Тогда я вылез и увидел — скорее различил во тьме — двух людей, закутанных в непромокаемые плащи. Они стояли, оглядываясь, потом заметили меня, и тот, что был повыше, сказал: — Мальчик, где шкипер?
Мне показалось странным, что в такой тьме можно установить возраст. В этот момент мне хотелось быть шкипером. Я бы сказал — густо, окладисто, с хрипотой, — что-нибудь отчаянное, например: “Разорви тебя ад!” — или: “Пусть перелопаются в моем мозгу все тросы, если я что-нибудь понимаю!”
Я объяснил, что я один на судне, и объяснил также, куда ушли остальные.
— В таком случае, — заявил спутник высокого человека, — не спуститься ли в кубрик? Эй, юнга, посади нас к себе, и мы поговорим, здесь очень сыро.
Я подумал… Нет, я ничего не подумал. Но это было странное появление, и, рассматривая неизвестных, я на один миг отлетел в любимую страну битв, героев, кладов, где проходят, как тени, гигантские паруса и слышен крик — песня — шепот: “Тайна — очарование! Тайна — очарование!”. “Неужели началось?” — спрашивал я себя; мои колени дрожали.
Бывают минуты, когда, размышляя, не замечаешь движений, поэтому я очнулся, лишь увидев себя сидящим в кубрике против посетителей — они сели на вторую койку, где спал Эгва, другой матрос, — и сидели согнувшись, чтобы не стукнуться о потолок-палубу.
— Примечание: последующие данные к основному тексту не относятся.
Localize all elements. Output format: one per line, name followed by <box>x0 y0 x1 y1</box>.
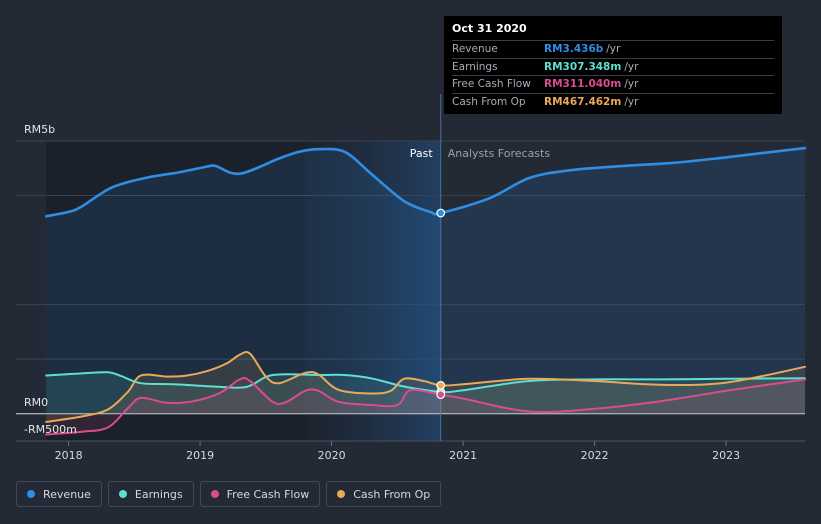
legend-dot-icon <box>210 490 219 498</box>
area-cash-from-op <box>46 352 805 422</box>
grid <box>16 94 805 442</box>
legend: Revenue Earnings Free Cash Flow Cash Fro… <box>16 481 442 507</box>
past-label: Past <box>410 147 434 160</box>
tooltip-unit: /yr <box>624 95 639 108</box>
tooltip-label: Free Cash Flow <box>452 78 531 91</box>
tooltip: Oct 31 2020 Revenue RM3.436b /yr Earning… <box>444 16 782 114</box>
series-lines <box>44 146 807 436</box>
tooltip-unit: /yr <box>624 60 639 73</box>
x-tick-label: 2019 <box>186 449 214 462</box>
y-label-bottom: -RM500m <box>24 423 77 436</box>
tooltip-row-revenue: Revenue RM3.436b /yr <box>452 41 774 59</box>
tooltip-row-cash-from-op: Cash From Op RM467.462m /yr <box>452 94 774 111</box>
legend-label: Earnings <box>134 487 183 501</box>
tooltip-date: Oct 31 2020 <box>452 22 774 41</box>
legend-item-cash-from-op[interactable]: Cash From Op <box>326 481 442 507</box>
area-revenue <box>46 148 805 414</box>
tooltip-label: Earnings <box>452 60 498 73</box>
y-label-zero: RM0 <box>24 396 48 409</box>
legend-dot-icon <box>27 490 35 498</box>
x-tick-label: 2018 <box>55 449 83 462</box>
legend-item-free-cash-flow[interactable]: Free Cash Flow <box>199 481 321 507</box>
tooltip-label: Cash From Op <box>452 95 526 108</box>
tooltip-value: RM307.348m <box>544 60 622 73</box>
line-earnings <box>45 371 806 394</box>
y-label-top: RM5b <box>24 123 55 136</box>
forecast-label: Analysts Forecasts <box>448 147 551 160</box>
legend-label: Cash From Op <box>353 487 431 501</box>
tooltip-label: Revenue <box>452 43 498 56</box>
line-cash-from-op <box>45 351 806 423</box>
legend-dot-icon <box>118 490 127 498</box>
line-free-cash-flow <box>45 377 806 436</box>
legend-dot-icon <box>337 490 346 498</box>
series-areas <box>46 148 805 435</box>
line-revenue <box>44 146 807 218</box>
axis-labels: RM5b RM0 -RM500m Past Analysts Forecasts 2018… <box>24 123 740 462</box>
tooltip-value: RM311.040m <box>544 78 622 91</box>
point-revenue <box>436 208 446 218</box>
x-tick-label: 2020 <box>318 449 346 462</box>
point-cash-from-op <box>436 380 446 390</box>
tooltip-row-free-cash-flow: Free Cash Flow RM311.040m /yr <box>452 76 774 94</box>
x-tick-label: 2022 <box>581 449 609 462</box>
x-tick-label: 2021 <box>449 449 477 462</box>
area-free-cash-flow <box>46 378 805 435</box>
legend-label: Revenue <box>43 487 91 501</box>
tooltip-row-earnings: Earnings RM307.348m /yr <box>452 59 774 76</box>
tooltip-value: RM467.462m <box>544 95 622 108</box>
legend-label: Free Cash Flow <box>226 487 310 501</box>
tooltip-unit: /yr <box>606 43 621 56</box>
x-tick-label: 2023 <box>712 449 740 462</box>
tooltip-value: RM3.436b <box>544 43 604 56</box>
legend-item-revenue[interactable]: Revenue <box>16 481 102 507</box>
legend-item-earnings[interactable]: Earnings <box>107 481 194 507</box>
point-free-cash-flow <box>436 390 446 400</box>
tooltip-unit: /yr <box>624 78 639 91</box>
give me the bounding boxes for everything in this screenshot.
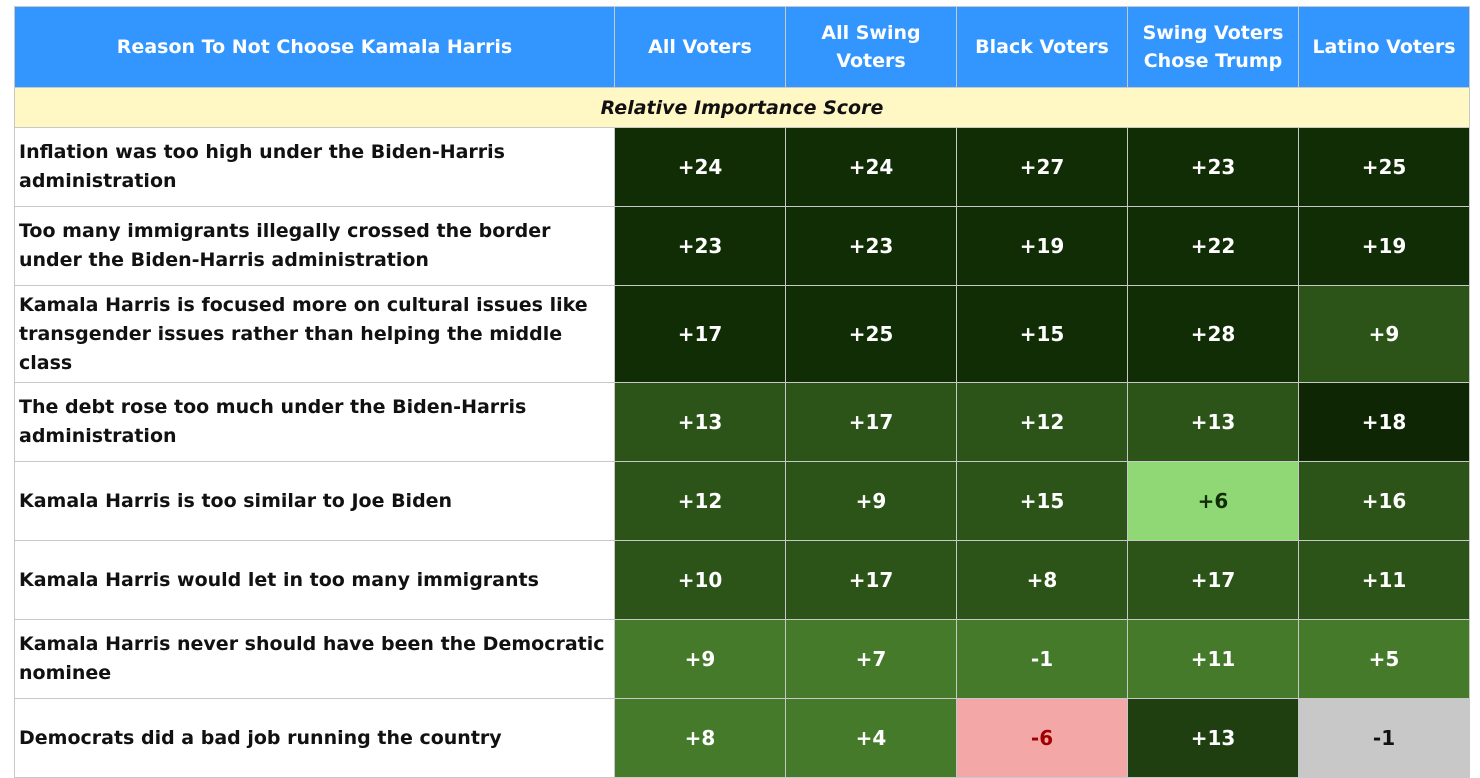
score-cell: +4	[785, 698, 957, 778]
score-cell: +17	[614, 285, 786, 383]
score-cell: +6	[1127, 461, 1299, 541]
reason-cell: Kamala Harris is focused more on cultura…	[14, 285, 615, 383]
score-cell: +22	[1127, 206, 1299, 286]
header-swing-voters-chose-trump: Swing Voters Chose Trump	[1127, 6, 1299, 88]
subheader-label: Relative Importance Score	[14, 87, 1470, 128]
header-all-voters: All Voters	[614, 6, 786, 88]
table-row: Inflation was too high under the Biden-H…	[14, 127, 1470, 207]
score-cell: +23	[614, 206, 786, 286]
header-all-swing-voters: All Swing Voters	[785, 6, 957, 88]
score-cell: +13	[1127, 698, 1299, 778]
table-row: Kamala Harris is focused more on cultura…	[14, 285, 1470, 383]
table-row: Democrats did a bad job running the coun…	[14, 698, 1470, 778]
reasons-table: Reason To Not Choose Kamala Harris All V…	[14, 6, 1470, 778]
score-cell: +17	[1127, 540, 1299, 620]
score-cell: -1	[1298, 698, 1470, 778]
score-cell: +10	[614, 540, 786, 620]
score-cell: +24	[785, 127, 957, 207]
score-cell: +9	[785, 461, 957, 541]
score-cell: +5	[1298, 619, 1470, 699]
score-cell: +9	[1298, 285, 1470, 383]
header-row: Reason To Not Choose Kamala Harris All V…	[14, 6, 1470, 88]
score-cell: +9	[614, 619, 786, 699]
score-cell: +25	[1298, 127, 1470, 207]
score-cell: +8	[614, 698, 786, 778]
score-cell: +7	[785, 619, 957, 699]
reason-cell: Inflation was too high under the Biden-H…	[14, 127, 615, 207]
score-cell: +23	[785, 206, 957, 286]
score-cell: +11	[1298, 540, 1470, 620]
table-row: Kamala Harris is too similar to Joe Bide…	[14, 461, 1470, 541]
header-black-voters: Black Voters	[956, 6, 1128, 88]
score-cell: +12	[614, 461, 786, 541]
reason-cell: Kamala Harris never should have been the…	[14, 619, 615, 699]
score-cell: +23	[1127, 127, 1299, 207]
reason-cell: Too many immigrants illegally crossed th…	[14, 206, 615, 286]
score-cell: +16	[1298, 461, 1470, 541]
score-cell: +19	[956, 206, 1128, 286]
score-cell: +19	[1298, 206, 1470, 286]
score-cell: +17	[785, 382, 957, 462]
score-cell: +11	[1127, 619, 1299, 699]
table-row: Too many immigrants illegally crossed th…	[14, 206, 1470, 286]
score-cell: +13	[1127, 382, 1299, 462]
reason-cell: Kamala Harris is too similar to Joe Bide…	[14, 461, 615, 541]
reason-cell: Democrats did a bad job running the coun…	[14, 698, 615, 778]
score-cell: +28	[1127, 285, 1299, 383]
score-cell: +17	[785, 540, 957, 620]
score-cell: +27	[956, 127, 1128, 207]
score-cell: +13	[614, 382, 786, 462]
score-cell: -6	[956, 698, 1128, 778]
reason-cell: The debt rose too much under the Biden-H…	[14, 382, 615, 462]
score-cell: -1	[956, 619, 1128, 699]
score-cell: +24	[614, 127, 786, 207]
table-row: Kamala Harris never should have been the…	[14, 619, 1470, 699]
header-reason: Reason To Not Choose Kamala Harris	[14, 6, 615, 88]
score-cell: +12	[956, 382, 1128, 462]
table-row: The debt rose too much under the Biden-H…	[14, 382, 1470, 462]
score-cell: +25	[785, 285, 957, 383]
score-cell: +15	[956, 461, 1128, 541]
table-row: Kamala Harris would let in too many immi…	[14, 540, 1470, 620]
score-cell: +18	[1298, 382, 1470, 462]
score-cell: +8	[956, 540, 1128, 620]
score-cell: +15	[956, 285, 1128, 383]
subheader-row: Relative Importance Score	[14, 87, 1470, 128]
reason-cell: Kamala Harris would let in too many immi…	[14, 540, 615, 620]
header-latino-voters: Latino Voters	[1298, 6, 1470, 88]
“Вот это люди!” — подумал я, почтительно рассматривая фигуры своих гостей. Оба они мне понравились — каждый в своем роде. Старший, широколицый, с бледным лицом, строгими серыми глазами и едва заметной улыбкой, должен был, по моему мнению, годиться для роли отважного капитана, у которого есть кое-что на обед матросам, кроме сушеной рыбы. Младший, чей голос казался мне женским, — увы! — имел небольшие усы, темные пренебрежительные глаза и светлые волосы. Он был на вид слабее первого, но хорошо подбоченивался и великолепно смеялся. Оба сидели в дождевых плащах; у высоких сапог с лаковыми отворотами блестел тонкий рант, следовательно, эти люди имели деньги.
— Поговорим, молодой друг! — сказал старший. — Как ты можешь заметить, мы не мошенники.
— Клянусь громом! — ответил я. — Что ж, поговорим, черт побери!..
Тогда оба качнулись, словно между ними ввели бревно, и стали хохотать. Я знаю этот хохот. Он означает, что или вас считают дураком, или вы сказали безмерную чепуху. Некоторое время я обиженно смотрел, не понимая, в чем дело, затем потребовал объяснения в форме достаточной, чтобы остановить потеху и дать почувствовать свою обиду.